Covering Annandale, Bailey's Crossroads, Lincolnia, and Seven Corners in Fairfax County, Virginia

Keesha Jackson-Muir of Braddock Elementary named FCPS 2018 Outstanding Principal

Jackson-Muir [FCPS]

Two of the top three awards announced at the Fairfax County Public Schools honors ceremony went to educators in the Annandale/Mason District Area.

Braddock Elementary School Principal Keesha Jackson-Muir was  named Fairfax County Public Schools 2018 Outstanding Principal, and Alissa Oginsky, a sixth-grade teacher at Holmes Middle School was named 2018 Outstanding Secondary Teacher.

Among other award winners in the Annandale/Mason area, Emily McCloud, a math teacher at Stuart High School, was named Outstanding New Secondary Teacher, and Nelson Villalobos, a safety and security assistant at Frost Middle School, was named Outstanding School-based Support Employee.

Jackson-Muir was cited for supporting a coding program for students in grades preK-5, the Kids Are Scientists Too initiative with Thomas Jefferson High School for Science and Technology, VEX IQ Robotics, and the Global STEAM (science, technology, engineering, art, and math) Classroom, a partnership with schools in Guatemala.

A strong supporter of lifelong learning, Jackson-Muir modeled that concept by joining the fifth-grade band and learning to play the clarinet along other first-year band students.

She was also praised for cultivating leadership in others, developing a professional learning community, increasing the number of minority students participating in the local level IV Advanced Academic Program from two students to more than 150, and increasing Virginia Standards of Learning scores by 10-20 points.

Before Jackson-Muir was appointed Braddock principal in 2014, she had been an assistant principal at Parklawn and Hayfield elementary schools, a LEAD Fairfax administrative intern at Belvedere Elementary School, and a gifted and talented specialist at Fort Belvoir and Beech Tree elementary schools.

Oginsky [FCPS]

Oginsky, a social studies lead teacher, was praised for sharing resources with and providing professional learning opportunities for her colleagues at Holmes.

She makes her classes come alive through the use of primary sources. Her students get to touch artifacts from West Africa, analyze portraits from the colonial time period, and interact with maps from the Age of Exploration through the Civil War.

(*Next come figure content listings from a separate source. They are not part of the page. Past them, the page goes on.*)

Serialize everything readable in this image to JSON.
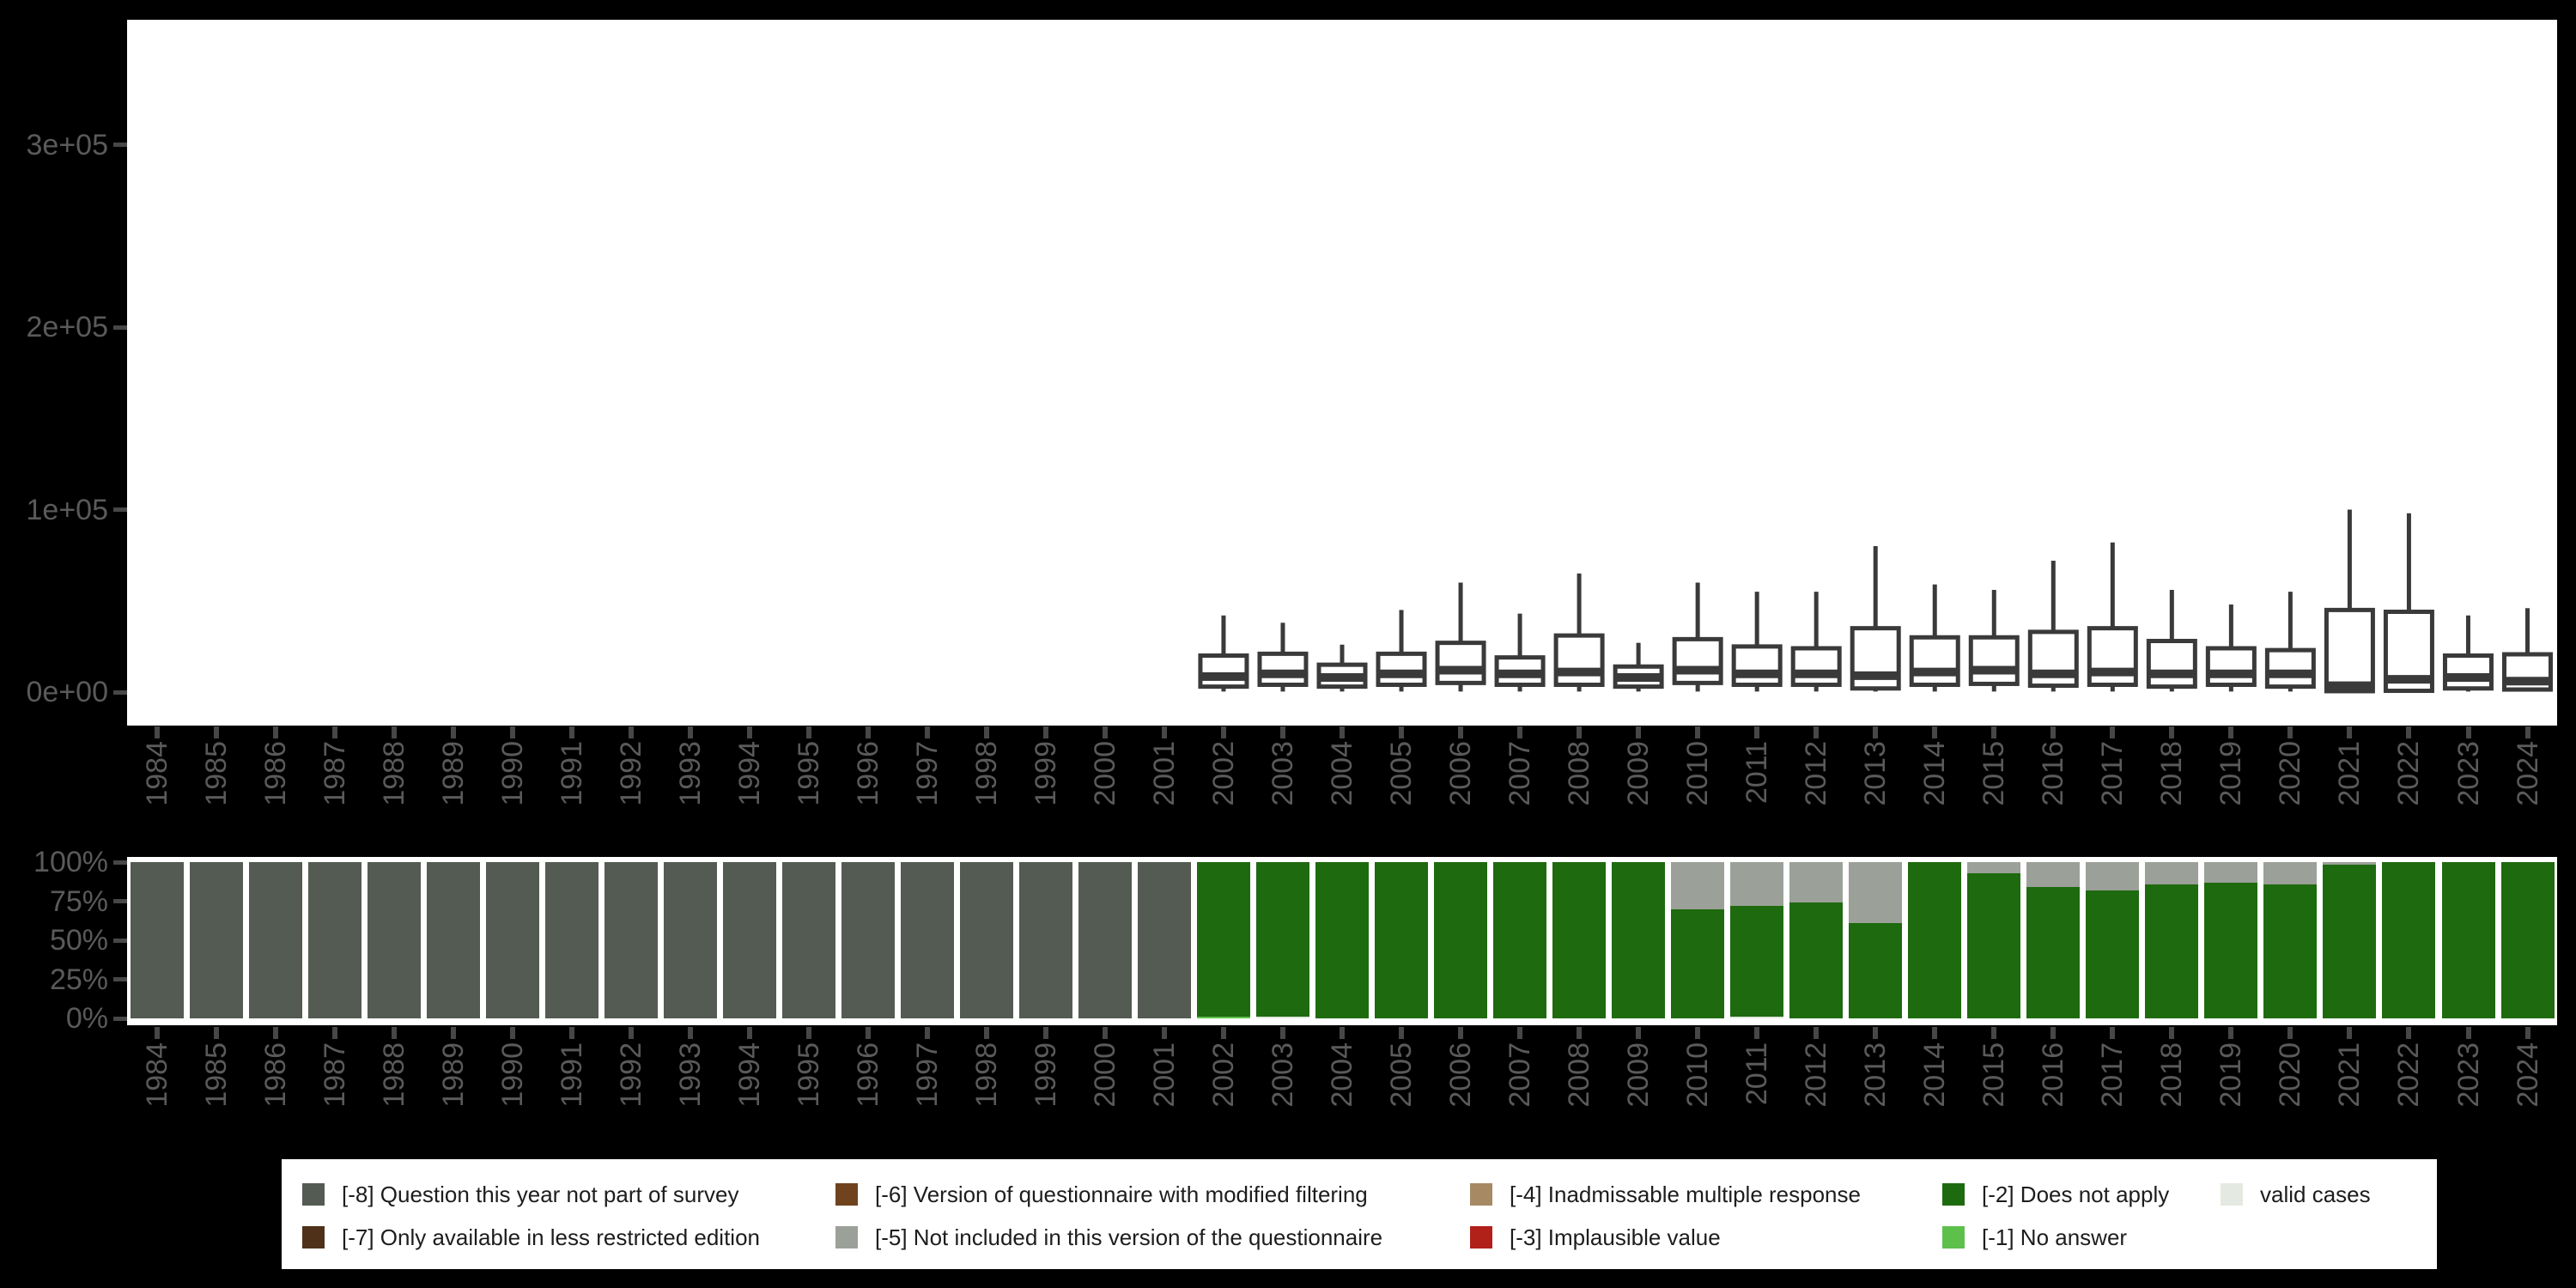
{
  "figure": {
    "background": "#000000",
    "panel_background": "#ffffff",
    "axis_text_color": "#5a5a5a",
    "tick_color": "#474747"
  },
  "years": [
    "1984",
    "1985",
    "1986",
    "1987",
    "1988",
    "1989",
    "1990",
    "1991",
    "1992",
    "1993",
    "1994",
    "1995",
    "1996",
    "1997",
    "1998",
    "1999",
    "2000",
    "2001",
    "2002",
    "2003",
    "2004",
    "2005",
    "2006",
    "2007",
    "2008",
    "2009",
    "2010",
    "2011",
    "2012",
    "2013",
    "2014",
    "2015",
    "2016",
    "2017",
    "2018",
    "2019",
    "2020",
    "2021",
    "2022",
    "2023",
    "2024"
  ],
  "chart_data": [
    {
      "type": "boxplot",
      "title": "",
      "xlabel": "",
      "ylabel": "",
      "ylim": [
        0,
        350000
      ],
      "y_ticks": [
        {
          "label": "3e+05",
          "value": 300000
        },
        {
          "label": "2e+05",
          "value": 200000
        },
        {
          "label": "1e+05",
          "value": 100000
        },
        {
          "label": "0e+00",
          "value": 0
        }
      ],
      "box_color": "#3a3a3a",
      "box_fill": "#ffffff",
      "boxplots": [
        {
          "year": "2002",
          "low": 300,
          "q1": 3000,
          "median": 8500,
          "q3": 20000,
          "high": 42000
        },
        {
          "year": "2003",
          "low": 300,
          "q1": 4000,
          "median": 10000,
          "q3": 21000,
          "high": 38000
        },
        {
          "year": "2004",
          "low": 300,
          "q1": 3000,
          "median": 8000,
          "q3": 15000,
          "high": 26000
        },
        {
          "year": "2005",
          "low": 300,
          "q1": 4000,
          "median": 10000,
          "q3": 21000,
          "high": 45000
        },
        {
          "year": "2006",
          "low": 300,
          "q1": 5000,
          "median": 12000,
          "q3": 27000,
          "high": 60000
        },
        {
          "year": "2007",
          "low": 300,
          "q1": 4000,
          "median": 10000,
          "q3": 19000,
          "high": 43000
        },
        {
          "year": "2008",
          "low": 300,
          "q1": 4000,
          "median": 11000,
          "q3": 31000,
          "high": 65000
        },
        {
          "year": "2009",
          "low": 300,
          "q1": 3000,
          "median": 8000,
          "q3": 14000,
          "high": 27000
        },
        {
          "year": "2010",
          "low": 300,
          "q1": 5000,
          "median": 12000,
          "q3": 29000,
          "high": 60000
        },
        {
          "year": "2011",
          "low": 300,
          "q1": 4000,
          "median": 10000,
          "q3": 25000,
          "high": 55000
        },
        {
          "year": "2012",
          "low": 300,
          "q1": 4000,
          "median": 10000,
          "q3": 24000,
          "high": 55000
        },
        {
          "year": "2013",
          "low": 300,
          "q1": 2000,
          "median": 9000,
          "q3": 35000,
          "high": 80000
        },
        {
          "year": "2014",
          "low": 300,
          "q1": 4000,
          "median": 11000,
          "q3": 30000,
          "high": 59000
        },
        {
          "year": "2015",
          "low": 300,
          "q1": 4500,
          "median": 12000,
          "q3": 30000,
          "high": 56000
        },
        {
          "year": "2016",
          "low": 300,
          "q1": 3500,
          "median": 10000,
          "q3": 33000,
          "high": 72000
        },
        {
          "year": "2017",
          "low": 300,
          "q1": 4000,
          "median": 11000,
          "q3": 35000,
          "high": 82000
        },
        {
          "year": "2018",
          "low": 300,
          "q1": 3000,
          "median": 10000,
          "q3": 28000,
          "high": 56000
        },
        {
          "year": "2019",
          "low": 300,
          "q1": 4000,
          "median": 10000,
          "q3": 24000,
          "high": 48000
        },
        {
          "year": "2020",
          "low": 300,
          "q1": 3000,
          "median": 10000,
          "q3": 23000,
          "high": 55000
        },
        {
          "year": "2021",
          "low": 200,
          "q1": 500,
          "median": 3500,
          "q3": 45000,
          "high": 100000
        },
        {
          "year": "2022",
          "low": 300,
          "q1": 700,
          "median": 7000,
          "q3": 44000,
          "high": 98000
        },
        {
          "year": "2023",
          "low": 300,
          "q1": 2000,
          "median": 8000,
          "q3": 20000,
          "high": 42000
        },
        {
          "year": "2024",
          "low": 300,
          "q1": 1400,
          "median": 6000,
          "q3": 20700,
          "high": 46000
        }
      ]
    },
    {
      "type": "bar",
      "subtype": "stacked-percent",
      "title": "",
      "xlabel": "",
      "ylabel": "",
      "ylim": [
        0,
        100
      ],
      "y_ticks": [
        {
          "label": "100%",
          "value": 100
        },
        {
          "label": "75%",
          "value": 75
        },
        {
          "label": "50%",
          "value": 50
        },
        {
          "label": "25%",
          "value": 25
        },
        {
          "label": "0%",
          "value": 0
        }
      ],
      "bars": [
        {
          "year": "1984",
          "segments": [
            {
              "code": "-8",
              "pct": 100
            }
          ]
        },
        {
          "year": "1985",
          "segments": [
            {
              "code": "-8",
              "pct": 100
            }
          ]
        },
        {
          "year": "1986",
          "segments": [
            {
              "code": "-8",
              "pct": 100
            }
          ]
        },
        {
          "year": "1987",
          "segments": [
            {
              "code": "-8",
              "pct": 100
            }
          ]
        },
        {
          "year": "1988",
          "segments": [
            {
              "code": "-8",
              "pct": 100
            }
          ]
        },
        {
          "year": "1989",
          "segments": [
            {
              "code": "-8",
              "pct": 100
            }
          ]
        },
        {
          "year": "1990",
          "segments": [
            {
              "code": "-8",
              "pct": 100
            }
          ]
        },
        {
          "year": "1991",
          "segments": [
            {
              "code": "-8",
              "pct": 100
            }
          ]
        },
        {
          "year": "1992",
          "segments": [
            {
              "code": "-8",
              "pct": 100
            }
          ]
        },
        {
          "year": "1993",
          "segments": [
            {
              "code": "-8",
              "pct": 100
            }
          ]
        },
        {
          "year": "1994",
          "segments": [
            {
              "code": "-8",
              "pct": 100
            }
          ]
        },
        {
          "year": "1995",
          "segments": [
            {
              "code": "-8",
              "pct": 100
            }
          ]
        },
        {
          "year": "1996",
          "segments": [
            {
              "code": "-8",
              "pct": 100
            }
          ]
        },
        {
          "year": "1997",
          "segments": [
            {
              "code": "-8",
              "pct": 100
            }
          ]
        },
        {
          "year": "1998",
          "segments": [
            {
              "code": "-8",
              "pct": 100
            }
          ]
        },
        {
          "year": "1999",
          "segments": [
            {
              "code": "-8",
              "pct": 100
            }
          ]
        },
        {
          "year": "2000",
          "segments": [
            {
              "code": "-8",
              "pct": 100
            }
          ]
        },
        {
          "year": "2001",
          "segments": [
            {
              "code": "-8",
              "pct": 100
            }
          ]
        },
        {
          "year": "2002",
          "segments": [
            {
              "code": "-1",
              "pct": 1.3
            },
            {
              "code": "-2",
              "pct": 98.7
            }
          ]
        },
        {
          "year": "2003",
          "segments": [
            {
              "code": "valid",
              "pct": 1.0
            },
            {
              "code": "-2",
              "pct": 99.0
            }
          ]
        },
        {
          "year": "2004",
          "segments": [
            {
              "code": "-2",
              "pct": 100
            }
          ]
        },
        {
          "year": "2005",
          "segments": [
            {
              "code": "-2",
              "pct": 100
            }
          ]
        },
        {
          "year": "2006",
          "segments": [
            {
              "code": "-2",
              "pct": 100
            }
          ]
        },
        {
          "year": "2007",
          "segments": [
            {
              "code": "-2",
              "pct": 100
            }
          ]
        },
        {
          "year": "2008",
          "segments": [
            {
              "code": "-2",
              "pct": 100
            }
          ]
        },
        {
          "year": "2009",
          "segments": [
            {
              "code": "-2",
              "pct": 100
            }
          ]
        },
        {
          "year": "2010",
          "segments": [
            {
              "code": "-2",
              "pct": 70
            },
            {
              "code": "-5",
              "pct": 30
            }
          ]
        },
        {
          "year": "2011",
          "segments": [
            {
              "code": "valid",
              "pct": 1.0
            },
            {
              "code": "-2",
              "pct": 71
            },
            {
              "code": "-5",
              "pct": 28
            }
          ]
        },
        {
          "year": "2012",
          "segments": [
            {
              "code": "-2",
              "pct": 74
            },
            {
              "code": "-5",
              "pct": 26
            }
          ]
        },
        {
          "year": "2013",
          "segments": [
            {
              "code": "-2",
              "pct": 61
            },
            {
              "code": "-5",
              "pct": 39
            }
          ]
        },
        {
          "year": "2014",
          "segments": [
            {
              "code": "-2",
              "pct": 100
            }
          ]
        },
        {
          "year": "2015",
          "segments": [
            {
              "code": "-2",
              "pct": 93
            },
            {
              "code": "-5",
              "pct": 7
            }
          ]
        },
        {
          "year": "2016",
          "segments": [
            {
              "code": "-2",
              "pct": 84
            },
            {
              "code": "-5",
              "pct": 16
            }
          ]
        },
        {
          "year": "2017",
          "segments": [
            {
              "code": "-2",
              "pct": 82
            },
            {
              "code": "-5",
              "pct": 18
            }
          ]
        },
        {
          "year": "2018",
          "segments": [
            {
              "code": "-2",
              "pct": 86
            },
            {
              "code": "-5",
              "pct": 14
            }
          ]
        },
        {
          "year": "2019",
          "segments": [
            {
              "code": "-2",
              "pct": 87
            },
            {
              "code": "-5",
              "pct": 13
            }
          ]
        },
        {
          "year": "2020",
          "segments": [
            {
              "code": "-2",
              "pct": 86
            },
            {
              "code": "-5",
              "pct": 14
            }
          ]
        },
        {
          "year": "2021",
          "segments": [
            {
              "code": "-2",
              "pct": 98.5
            },
            {
              "code": "-5",
              "pct": 1.5
            }
          ]
        },
        {
          "year": "2022",
          "segments": [
            {
              "code": "-2",
              "pct": 100
            }
          ]
        },
        {
          "year": "2023",
          "segments": [
            {
              "code": "-2",
              "pct": 100
            }
          ]
        },
        {
          "year": "2024",
          "segments": [
            {
              "code": "-2",
              "pct": 100
            }
          ]
        }
      ]
    }
  ],
  "segment_colors": {
    "-8": "#545b52",
    "-7": "#4e3118",
    "-6": "#6e431e",
    "-5": "#9ba198",
    "-4": "#a78a63",
    "-3": "#b2201a",
    "-2": "#1e6a0e",
    "-1": "#5cc04b",
    "valid": "#e4e9e1"
  },
  "legend": {
    "items": [
      {
        "code": "-8",
        "label": "[-8] Question this year not part of survey",
        "col": 0,
        "row": 0
      },
      {
        "code": "-7",
        "label": "[-7] Only available in less restricted edition",
        "col": 0,
        "row": 1
      },
      {
        "code": "-6",
        "label": "[-6] Version of questionnaire with modified filtering",
        "col": 1,
        "row": 0
      },
      {
        "code": "-5",
        "label": "[-5] Not included in this version of the questionnaire",
        "col": 1,
        "row": 1
      },
      {
        "code": "-4",
        "label": "[-4] Inadmissable multiple response",
        "col": 2,
        "row": 0
      },
      {
        "code": "-3",
        "label": "[-3] Implausible value",
        "col": 2,
        "row": 1
      },
      {
        "code": "-2",
        "label": "[-2] Does not apply",
        "col": 3,
        "row": 0
      },
      {
        "code": "-1",
        "label": "[-1] No answer",
        "col": 3,
        "row": 1
      },
      {
        "code": "valid",
        "label": "valid cases",
        "col": 4,
        "row": 0
      }
    ]
  }
}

Holmes Principal Margaret Barnes called Oginsky a “dynamic teacher who actively engages her students in rigorous learning experiences each day” and “connects students to larger, global concepts to make what they are learning relevant to their everyday lives.”

As an example, Oginsky worked with students to research the school’s history to create a timeline display for Holmes’ 50th anniversary.

The FCPS 2018 Outstanding Elementary Teacher award went to Mary Bauer of Orange Hunt Elementary School in Springfield.